Kiamat Babi Thailand! Peternak Ngamuk & Politik Memanas
Jakarta, CNBC Indonesia - Persoalan 'kiamat' babi di Thailand membuat para peternak marah. Situasi politik pun kian memanas karena parlemen merasa pemerintah menyembunyikan hal tersebut.
Bulan ini, para pejabat mengidentifikasi kasus pertama demam babi Afrika di provinsi Nakhon Pathom di Jintana, setelah bertahun-tahun mengatakan itu bukan di Thailand, memicu badai politik ketika harga daging babi mencapai titik tertinggi sepanjang masa dan ada kemungkinan penyakit ini bertahan selama berbulan-bulan.
"Tidak mungkin mereka tidak tahu.
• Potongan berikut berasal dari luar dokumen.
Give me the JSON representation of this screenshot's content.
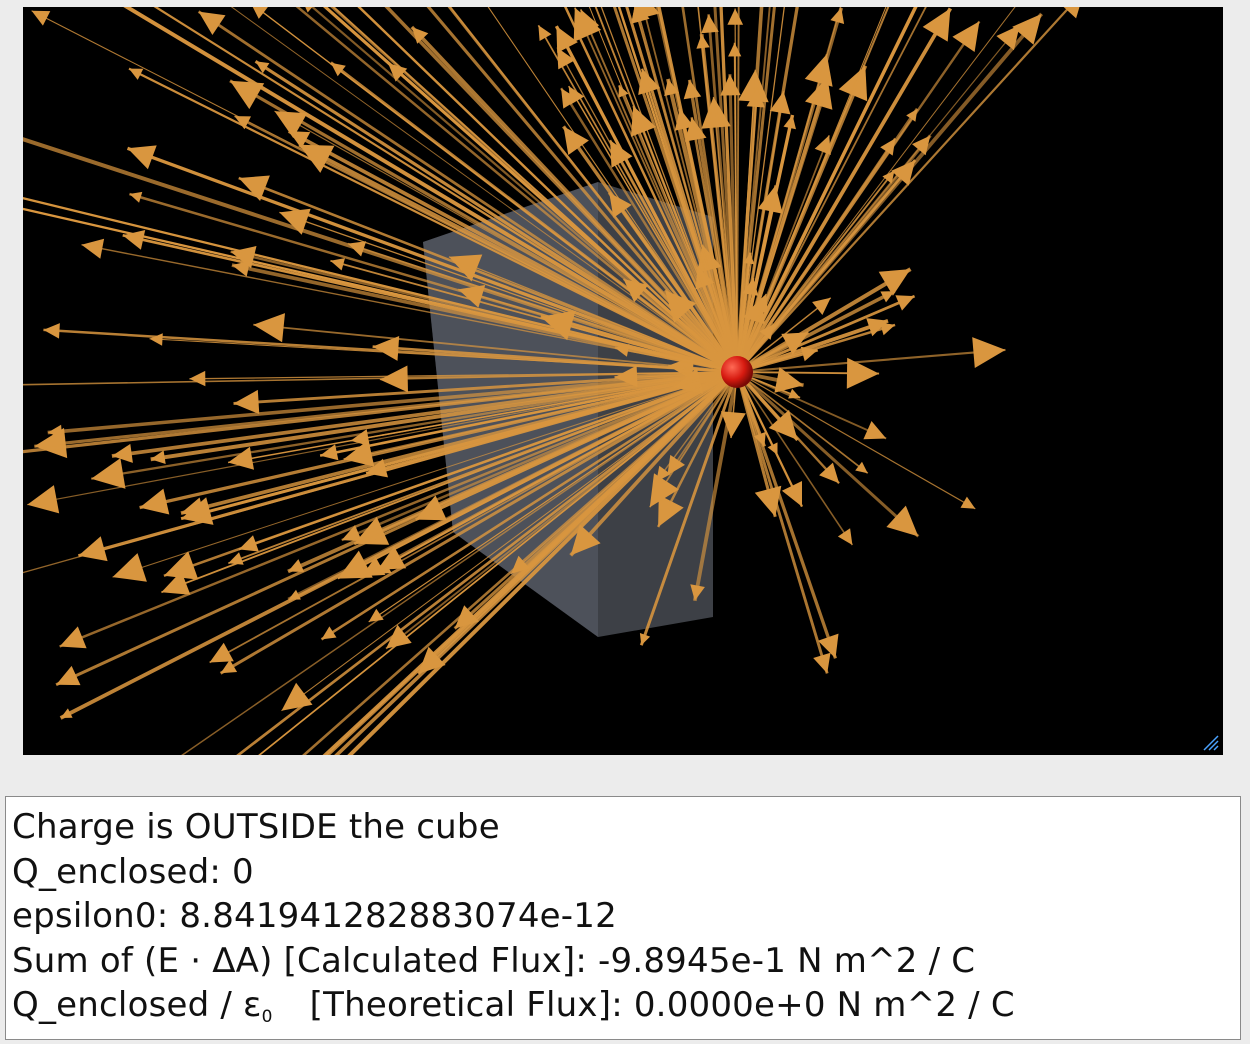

Babi mati di seluruh negeri... Mengapa ditutup-tutupi?" Jintana, 75, bertanya tentang kematian di tahun-tahun sebelumnya. "Apa yang bisa mereka lakukan sekarang? Tidak ada yang tersisa."
Di parlemen, seorang anggota parlemen oposisi menuduh pemerintah menutup-nutupi selama bertahun-tahun, meskipun seorang wakil menteri pertanian membantahnya, mengatakan pihak berwenang telah berhasil mencegah penyakit itu pada tahun-tahun sebelumnya.
Tetapi petani kecil, yang kerugiannya telah mencapai 54% dari mereka keluar dari bisnis pada tahun lalu, skeptis, terutama karena penyakit virus, yang tidak ada vaksinnya, telah membunuh ratusan juta babi di Eropa dan Asia sejak 2018 .
"Saya harus membiarkan yang sakit mati dan menjual yang sehat. Bukan cuma itu, Bisnisku sudah selesai" kata Jintana.
Peringatan sebelumnya akan menyelamatkan mata pencaharian mereka, kata para petani kecil, dan mungkin mencegah kekurangan daging babi yang mendorong harga eceran di Bangkok menjadi 215 baht (US$6,47) per kilogram pada 11 Januari, rata-rata harian tertinggi dalam database sejak 2001.
Tingginya harga menyebabkan larangan ekspor hewan hidup sampai April, dan harga konsumen bisa tetap tinggi karena produksi bisa memakan waktu berbulan-bulan untuk pulih, menempatkan tekanan lebih lanjut pada masyarakat pedesaan yang sudah terhuyung-huyung dari kerugian babi.
Bunyagith Pinprasong, Direktur Biro Pengendalian Penyakit dan Layanan Hewan mengatakan sejak konfirmasi, Thailand telah menemukan demam babi Afrika di 22 wilayah dari 13 provinsi dan memusnahkan lebih dari 400 babi, semuanya di peternakan kecil.
"Antara 2019 dan 2021, otoritas peternakan memusnahkan hampir 300.000 babi yang dianggap berisiko tinggi terkena demam babi Afrika, meskipun tidak pernah terdeteksi dalam sampel babi yang mati," kata Bunyagith kepada Reuters, dikutip Minggu (30/1/2022).
Sebagian besar kematian babi sebelumnya karena sindrom reproduksi dan pernapasan babi (PRRS), katanya.
"Kami menerapkan langkah-langkah yang ketat dan efektif untuk mencegah ASF, sehingga tidak ditemukan sebelumnya. Kami akan mengendalikan dan mengekang penyebarannya sampai vaksin dikembangkan," pungkasnya.